そのため、その一体が消滅すれば精霊界の世界樹に実がなり新たな幻獣が生まれる。
ただ、フェニックスだけは自身が消滅する時に燃え上がり、その灰の中から新しく生まれ変わるのだ。
どうやらケットッシーを封印した人間が封印していることが分かった。
封印に使った魂もケットッシーの比ではなく、いくつかの街や村を潰し、フェニックスを手に入れた事がわかった。

フェニックスの羽根には万病を救い、寿命を延ばす効果ある。
そして側にいるだけでも少なからず恩恵があるのだ。
その者はまだ若々しく生きており、ケットッシーの話だと封印されたのは少なくとも100年以上前の事なので、人族の寿命としては長く生き過ぎている。

見つけたからには後は簡単だ、封印を解けばいい。フェニックスに念話で確認したところ、やはり封印されており、自由に出来ず羽根を毟られ続いて苦痛でしかないので、助けて欲しいとの事。

その者の目的は分からないが、禁忌を使い封印してる事が分かった時点で罰を与えなければならない。

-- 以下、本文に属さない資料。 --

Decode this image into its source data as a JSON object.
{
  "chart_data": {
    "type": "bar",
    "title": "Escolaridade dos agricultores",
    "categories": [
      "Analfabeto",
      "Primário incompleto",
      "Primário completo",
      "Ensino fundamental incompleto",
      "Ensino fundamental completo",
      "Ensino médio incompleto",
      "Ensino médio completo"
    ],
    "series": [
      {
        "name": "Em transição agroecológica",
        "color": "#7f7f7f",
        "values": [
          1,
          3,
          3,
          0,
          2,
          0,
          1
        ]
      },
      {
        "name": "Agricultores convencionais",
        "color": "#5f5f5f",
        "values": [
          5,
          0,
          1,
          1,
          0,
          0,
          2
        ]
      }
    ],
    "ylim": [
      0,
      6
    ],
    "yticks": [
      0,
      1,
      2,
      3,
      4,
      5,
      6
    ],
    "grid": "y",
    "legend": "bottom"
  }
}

精霊王が何か呪文を唱えるとフェニックスの封印は解け、その者から離れる事が出来た。

フェニックスが去ると同時に、その者は干からびるようにシワシワの老婆になっていた。
何か喚き散らかしているが、何をすることもないだろう。
フェニックスの羽根の影響でまだ生きる事は出来る。
精霊王はその者の罰として魔力を封印し、禁忌の使い方を話したり書き残し出来ないよう指と言葉を潰し、回復魔法やアイテムでも治らないようにした。
もうこれで何も出来ないだろう。

「しかし、何が目的でフェニックスを捉えていたんじゃ?あの者はフェニックスの恩恵を自分にだけ使っておったし、思考を読んでも自分だけが幸せになると思い込んでいたようじゃし。まぁ害は無くなったのじゃから、放っておくのが一番じゃな。」

そう言っているとフェニックスが精霊界に戻ってきた。

「ありがとうこざいました精霊王。あのまま囚われていたらと思うとゾッとします。」

と、お礼を言って飛び立って行った。どうやら暫くは精霊界でのんびり過ごすようだ。
ここのところ外の世界は放置していた事もあり、異常に気づけなかった精霊王は下位の精霊たちに外の世界での様子を時々報告するように命じた。
そのおかげで、のちにカミーユの存在も知られる事になるのであった。